At 64 years of age Bruce Taylor, the skipper of Chutzpah, is nearing an era when most would consider retiring, but it’s not work holding the Victorian back from enjoying the red wine and his golden-years; it’s sailing.
Taylor has dedicated more than half his life to winning the Tattersall’s Cup in the Rolex Sydney Hobart Yacht Race, and after 33-attempts it’s proven elusive.
“We’ve finished second, third, fourth, we’ve won our division 10-times, but we haven’t knocked the Cup off yet,’’ Taylor said of the Cruising Yacht Club of Australia’s annual 628 nautical mile race.
“It’s become an obsession; my life’s ambition. But, you know, I can’t go on much longer. I need to retire at some stage, I just want this first.”
The 69th Rolex Sydney Hobart Yacht Race could well prove to be the one that breaks the drought.
The Bureau of Meteorology is forecasting silver-bullet winds that could slingshot the 40-foot Reichel/Pugh at race-winning pace.

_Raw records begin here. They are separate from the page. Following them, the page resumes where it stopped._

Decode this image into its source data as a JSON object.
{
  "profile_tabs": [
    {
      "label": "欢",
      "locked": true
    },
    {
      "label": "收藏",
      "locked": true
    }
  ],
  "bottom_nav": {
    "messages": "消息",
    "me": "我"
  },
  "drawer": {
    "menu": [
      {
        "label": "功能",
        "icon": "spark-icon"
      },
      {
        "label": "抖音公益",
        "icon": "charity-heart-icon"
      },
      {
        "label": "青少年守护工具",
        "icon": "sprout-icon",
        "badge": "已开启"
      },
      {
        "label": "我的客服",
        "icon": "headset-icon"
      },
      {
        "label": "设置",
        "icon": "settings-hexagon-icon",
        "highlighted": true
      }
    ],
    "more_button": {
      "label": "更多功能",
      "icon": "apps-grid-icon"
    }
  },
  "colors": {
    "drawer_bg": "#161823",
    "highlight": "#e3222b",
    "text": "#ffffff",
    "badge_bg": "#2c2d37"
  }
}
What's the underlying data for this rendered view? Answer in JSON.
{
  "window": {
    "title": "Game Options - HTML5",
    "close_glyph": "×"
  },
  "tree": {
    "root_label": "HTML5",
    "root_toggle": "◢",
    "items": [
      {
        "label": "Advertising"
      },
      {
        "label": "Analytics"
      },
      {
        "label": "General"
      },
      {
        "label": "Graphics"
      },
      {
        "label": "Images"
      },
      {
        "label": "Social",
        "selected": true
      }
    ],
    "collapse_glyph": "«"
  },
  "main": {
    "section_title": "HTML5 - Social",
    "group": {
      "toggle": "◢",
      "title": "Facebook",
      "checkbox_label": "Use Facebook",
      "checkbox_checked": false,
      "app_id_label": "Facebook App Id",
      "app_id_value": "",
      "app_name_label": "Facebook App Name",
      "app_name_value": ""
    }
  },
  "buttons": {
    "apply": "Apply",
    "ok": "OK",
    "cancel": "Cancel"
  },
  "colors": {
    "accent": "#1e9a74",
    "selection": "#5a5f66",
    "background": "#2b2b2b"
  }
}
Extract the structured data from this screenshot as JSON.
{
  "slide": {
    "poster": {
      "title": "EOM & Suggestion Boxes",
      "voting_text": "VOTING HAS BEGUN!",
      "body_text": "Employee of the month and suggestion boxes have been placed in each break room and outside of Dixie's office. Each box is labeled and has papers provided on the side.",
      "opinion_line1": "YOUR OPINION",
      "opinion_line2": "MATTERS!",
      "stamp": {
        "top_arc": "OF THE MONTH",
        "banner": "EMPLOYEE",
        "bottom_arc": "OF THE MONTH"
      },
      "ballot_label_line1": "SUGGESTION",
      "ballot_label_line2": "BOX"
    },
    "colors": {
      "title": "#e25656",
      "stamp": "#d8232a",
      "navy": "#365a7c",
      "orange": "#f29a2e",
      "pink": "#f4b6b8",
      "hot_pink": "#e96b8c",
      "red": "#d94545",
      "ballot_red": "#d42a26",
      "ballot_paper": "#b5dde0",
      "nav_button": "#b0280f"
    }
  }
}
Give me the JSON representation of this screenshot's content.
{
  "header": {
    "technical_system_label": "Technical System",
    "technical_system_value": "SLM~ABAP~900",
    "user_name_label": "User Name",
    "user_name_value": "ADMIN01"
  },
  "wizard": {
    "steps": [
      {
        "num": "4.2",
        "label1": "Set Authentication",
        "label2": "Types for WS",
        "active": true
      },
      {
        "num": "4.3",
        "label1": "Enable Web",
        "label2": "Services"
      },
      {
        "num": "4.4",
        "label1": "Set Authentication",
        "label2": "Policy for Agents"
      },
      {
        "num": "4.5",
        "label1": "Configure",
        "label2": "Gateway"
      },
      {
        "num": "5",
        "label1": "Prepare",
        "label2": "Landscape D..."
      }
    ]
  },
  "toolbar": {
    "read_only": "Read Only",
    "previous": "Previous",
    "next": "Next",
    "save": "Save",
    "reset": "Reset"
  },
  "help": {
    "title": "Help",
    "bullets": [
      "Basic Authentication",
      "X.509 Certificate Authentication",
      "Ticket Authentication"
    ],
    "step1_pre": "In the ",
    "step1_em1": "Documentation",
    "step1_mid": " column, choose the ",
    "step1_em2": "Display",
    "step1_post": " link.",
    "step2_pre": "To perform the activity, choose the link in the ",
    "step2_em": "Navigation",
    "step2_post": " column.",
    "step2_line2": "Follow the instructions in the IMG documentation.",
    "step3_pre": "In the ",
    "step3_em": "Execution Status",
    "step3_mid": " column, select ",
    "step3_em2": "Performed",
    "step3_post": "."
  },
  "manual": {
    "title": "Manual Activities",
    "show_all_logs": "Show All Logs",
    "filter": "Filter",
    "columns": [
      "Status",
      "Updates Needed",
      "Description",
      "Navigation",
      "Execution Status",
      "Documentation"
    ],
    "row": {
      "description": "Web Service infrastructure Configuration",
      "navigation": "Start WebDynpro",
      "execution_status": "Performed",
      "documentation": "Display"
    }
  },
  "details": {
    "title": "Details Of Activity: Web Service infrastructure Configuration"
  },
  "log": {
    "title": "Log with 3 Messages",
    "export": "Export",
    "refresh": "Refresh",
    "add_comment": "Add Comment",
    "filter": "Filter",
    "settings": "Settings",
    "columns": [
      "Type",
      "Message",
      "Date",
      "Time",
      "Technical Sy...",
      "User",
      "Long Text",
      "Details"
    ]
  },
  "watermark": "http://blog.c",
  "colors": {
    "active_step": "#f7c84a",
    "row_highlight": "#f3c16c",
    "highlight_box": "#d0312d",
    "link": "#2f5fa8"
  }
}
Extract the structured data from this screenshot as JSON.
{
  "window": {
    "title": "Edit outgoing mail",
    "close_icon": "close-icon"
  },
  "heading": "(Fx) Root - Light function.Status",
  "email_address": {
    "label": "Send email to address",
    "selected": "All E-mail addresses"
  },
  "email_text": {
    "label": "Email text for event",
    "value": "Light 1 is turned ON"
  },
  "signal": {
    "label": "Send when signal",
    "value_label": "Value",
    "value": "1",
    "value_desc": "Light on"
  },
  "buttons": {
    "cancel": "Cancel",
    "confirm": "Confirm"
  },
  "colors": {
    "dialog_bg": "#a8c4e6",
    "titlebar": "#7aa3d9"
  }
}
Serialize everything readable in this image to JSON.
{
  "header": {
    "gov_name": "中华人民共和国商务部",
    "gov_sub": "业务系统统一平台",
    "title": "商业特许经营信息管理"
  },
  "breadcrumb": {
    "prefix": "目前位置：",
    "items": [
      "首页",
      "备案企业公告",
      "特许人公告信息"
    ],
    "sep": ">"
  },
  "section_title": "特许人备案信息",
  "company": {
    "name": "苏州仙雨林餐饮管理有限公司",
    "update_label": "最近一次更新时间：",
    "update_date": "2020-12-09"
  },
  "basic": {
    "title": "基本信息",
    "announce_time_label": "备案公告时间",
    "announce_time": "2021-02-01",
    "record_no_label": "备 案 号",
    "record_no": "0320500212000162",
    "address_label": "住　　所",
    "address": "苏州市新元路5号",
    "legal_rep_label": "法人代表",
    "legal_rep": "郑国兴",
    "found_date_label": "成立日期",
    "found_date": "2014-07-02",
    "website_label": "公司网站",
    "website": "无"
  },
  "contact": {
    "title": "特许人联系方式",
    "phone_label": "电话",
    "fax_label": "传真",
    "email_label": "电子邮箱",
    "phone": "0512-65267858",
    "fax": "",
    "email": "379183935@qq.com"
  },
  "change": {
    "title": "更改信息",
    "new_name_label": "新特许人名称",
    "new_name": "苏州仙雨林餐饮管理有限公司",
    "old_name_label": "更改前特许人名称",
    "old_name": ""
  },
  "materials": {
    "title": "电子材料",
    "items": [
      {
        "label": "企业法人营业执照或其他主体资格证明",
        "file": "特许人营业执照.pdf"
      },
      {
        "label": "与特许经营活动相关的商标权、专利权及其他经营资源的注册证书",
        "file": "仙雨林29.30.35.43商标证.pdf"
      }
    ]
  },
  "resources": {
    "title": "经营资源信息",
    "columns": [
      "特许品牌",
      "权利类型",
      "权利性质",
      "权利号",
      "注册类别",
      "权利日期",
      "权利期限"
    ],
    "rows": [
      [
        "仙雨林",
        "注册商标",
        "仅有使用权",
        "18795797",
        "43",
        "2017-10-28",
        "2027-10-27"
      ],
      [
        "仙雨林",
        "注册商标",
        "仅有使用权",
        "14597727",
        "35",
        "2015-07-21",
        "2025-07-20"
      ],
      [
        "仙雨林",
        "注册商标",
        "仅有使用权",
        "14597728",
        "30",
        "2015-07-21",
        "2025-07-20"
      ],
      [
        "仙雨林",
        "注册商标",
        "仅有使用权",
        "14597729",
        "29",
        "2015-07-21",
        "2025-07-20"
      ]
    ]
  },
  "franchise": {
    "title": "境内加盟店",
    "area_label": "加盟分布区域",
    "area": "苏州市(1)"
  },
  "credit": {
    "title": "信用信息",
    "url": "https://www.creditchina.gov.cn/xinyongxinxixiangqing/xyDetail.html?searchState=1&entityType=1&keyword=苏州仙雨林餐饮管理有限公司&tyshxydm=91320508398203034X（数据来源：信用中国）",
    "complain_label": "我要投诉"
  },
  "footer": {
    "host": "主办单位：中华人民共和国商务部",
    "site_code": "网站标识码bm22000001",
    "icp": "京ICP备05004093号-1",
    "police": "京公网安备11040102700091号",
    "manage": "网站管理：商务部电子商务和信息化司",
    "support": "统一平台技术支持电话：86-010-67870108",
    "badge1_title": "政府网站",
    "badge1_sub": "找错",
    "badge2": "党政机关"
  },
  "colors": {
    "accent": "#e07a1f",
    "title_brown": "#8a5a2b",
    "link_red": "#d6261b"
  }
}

But the skipper doesn’t want to hear anything about it…yet.
“It’s lies, all lies,’’ he said. “As these prediction systems have become more sophisticated they’re taken further and further out from the start date.
“In the old days we didn’t worry until race day, when we wandered down to the CYC, picked up the paper at a petrol station on the way and that was it.
“You had a map, and the rest was a guessing game. But now, we get this, with a lot of sleeps to go, and it gets your hopes up.”
If the forecast is right, which Taylor emphasises is a “big if” so many days out, then Chutzpah could be on one heck of a sleigh-ride in the opening hours of the blue-water classic.
Taylor tips that the building north-easterly winds, with gusts up to 30 knots, could catapult the racer more than 200 nautical miles and into Bass Strait.
It’s an ambitious first 24 hours, which will prove critical to Taylor’s quest for the Cup, not to mention the Rolex Yacht-Master Timepiece that is awarded with the Cup.
“We need to get to Bass Strait before that southerly change comes through,’’ Taylor said.
“If it comes through earlier, then we’re buggered, we’ll be bashing our brains out into the southerly, while the big boats get away in the fresh westerly.”
What’s keeping Taylor optimistic, despite having 32 reasons to be otherwise, is the fact that Chutzpah was purpose built to race downwind.
“When I went to Reichel/Pugh I said ‘this is my last boat, I don’t care about anything, just give me the fastest 40-footer you can give me for downwind’,” Taylor said.
“She’s extremely light, has a downwind keel with minimal drag, and the transom is extraordinarily wide, and it’s that fat back that makes her like a big windsurfer.
“So, this is a good forecast for us. But let’s just wait and see.”